Toda vez que avistava o livro sentia palpitação, até ter a seguinte ideia: ir ao Pantanal. Queria - porque queria - dormir sob a batuta de uma onça pintada solta no próprio habitat e, de certa forma, por isso, tinha inveja de seu amigo espanhol.

Comprou duas passagens e programou a ida com seu amigo de trabalho mais Pi, o melhor guia de Corumbá. O nome Pi era uma homenagem ao premiado filme “As aventuras de Pi”, pelo fato de conhecer bem as onças do Pantanal. Seria aquele o último estágio de sua inquietude - o desafio que lhe enclasurava na terra.

Já no primeiro dia de selva encontraram pegadas do felino. Era ali o local ideal. Pi endossou. Empunharam as baladeiras na cumeeira de uma Sucupira e esperaram a noite estrelar e o sono afagar. O amigo, cansado, logo desmaiou e começou a roncar pesado. Nestor havia esquecido que ele era um trovão humano e Pi avisou que onças se tornam mais agressivas quando ouvem roncos.

Nestor mal cochilava e logo despertava com o ronco do amigo. Ansioso, voltava a dormir. A partir de certa hora passou a despertar não só com o ronco, mas com outro ruído estranho. Algo rosnava e patinava no pé da árvore tentando, ora subir pelo tronco, ora pelo galho mais baixo. Olhou para baixo e percebeu um par de brilhos que pareciam dois vaga-lumes no meio do escurão. Era ela, assustada. Confirmou Pi, já desperto. Viu que sem asas não tinha como incrementar um escape aéreo, portanto, procurou se acalmar e ficar acompanhando o movimento do bicho de um lado para o outro. Mais calmo, sacava fotos em baixa velocidade com o diafragma todo aberto. Aquele clique da Pentax K1000 já provocava alerta na fera. Pi voltou a dormir, mas o ronco do vizinho continuava e lembrava o Guariba. Quando aumentava o volume dos trovejos, a onça se irritava mais e forçava nova escalada, felizmente sem sucesso.
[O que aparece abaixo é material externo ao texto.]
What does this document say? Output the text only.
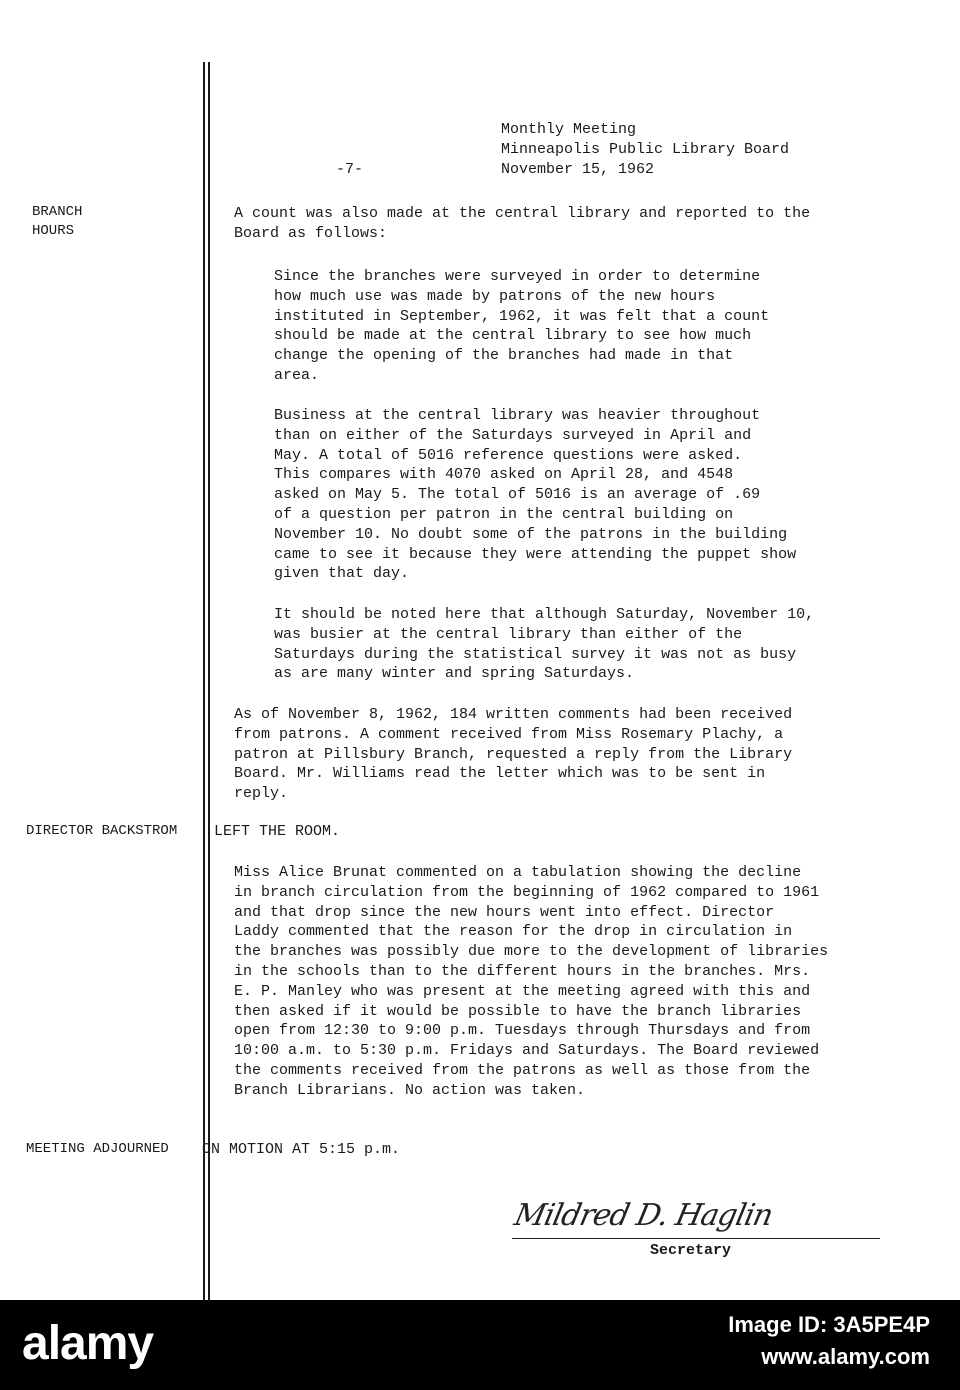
-7-
Monthly Meeting
Minneapolis Public Library Board
November 15, 1962
BRANCH
HOURS
A count was also made at the central library and reported to the
Board as follows:
Since the branches were surveyed in order to determine
how much use was made by patrons of the new hours
instituted in September, 1962, it was felt that a count
should be made at the central library to see how much
change the opening of the branches had made in that
area.
Business at the central library was heavier throughout
than on either of the Saturdays surveyed in April and
May. A total of 5016 reference questions were asked.
This compares with 4070 asked on April 28, and 4548
asked on May 5. The total of 5016 is an average of .69
of a question per patron in the central building on
November 10. No doubt some of the patrons in the building
came to see it because they were attending the puppet show
given that day.
It should be noted here that although Saturday, November 10,
was busier at the central library than either of the
Saturdays during the statistical survey it was not as busy
as are many winter and spring Saturdays.
As of November 8, 1962, 184 written comments had been received
from patrons. A comment received from Miss Rosemary Plachy, a
patron at Pillsbury Branch, requested a reply from the Library
Board. Mr. Williams read the letter which was to be sent in
reply.
DIRECTOR BACKSTROM LEFT THE ROOM.
Miss Alice Brunat commented on a tabulation showing the decline
in branch circulation from the beginning of 1962 compared to 1961
and that drop since the new hours went into effect. Director
Laddy commented that the reason for the drop in circulation in
the branches was possibly due more to the development of libraries
in the schools than to the different hours in the branches. Mrs.
E. P. Manley who was present at the meeting agreed with this and
then asked if it would be possible to have the branch libraries
open from 12:30 to 9:00 p.m. Tuesdays through Thursdays and from
10:00 a.m. to 5:30 p.m. Fridays and Saturdays. The Board reviewed
the comments received from the patrons as well as those from the
Branch Librarians. No action was taken.
MEETING ADJOURNED ON MOTION AT 5:15 p.m.
Mildred D. Haglin
Secretary
alamy	Image ID: 3A5PE4P
www.alamy.com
Nestor, impávido, esperava passar, pacientemente, a noite mais longa de sua vida.

Ao amanhecer o ronco amainou e a onça, sedenta, resolveu beber água num riacho distante dali. Foi quando Pi determinou que descessem. Tremiam mais que bambu em vendaval. Pi usou a trilha de segurança, uma sequencia bem definida de passos que, com cuidado e velocidade guiaria-lhes de um marco a outro sem se perder. Assim, liderou a fuga quase aérea, mas deixaram para trás as redes e pertences.

Em Corumbá lembrou de sua Pentax, empunhada na rede. Programou a volta para resgatar os pertences. Agora mais preparado e com Pi no tiracolo, chegou ao local à luz do dia. Achou seus pertences apenas remexidos e sua K1000 intacta no cume da árvore. Voltou pra casa satisfeito. Guardou na memória o resgate e o momento de aflição sem precisar se deseperar.

Certo dia realizou uma operação chamada mediastinoscopia e, inesperadamente uma hemorragia avermelhou o campo visual. Nada enxergava e não conseguia controlar o sangramento, pois o espaço lembrava o buraco de fechadura. Inicialmente bateu-lhe um uma sensação de derrota, impotência, depois optou por uma manobra simples, retirada das cabeceiras de “Top Knife”: deixar um tufo de gazes comprimindo, até parar o sangramento. A hemorragia estancou, mas teve receio de tirar o tufo, ressangrar e perder aquele inocente. Lembrou-se do safári. Deixou a gaze comprimindo para voltar e retirar depois - dias depois-, quando tudo estivesse mais calmo.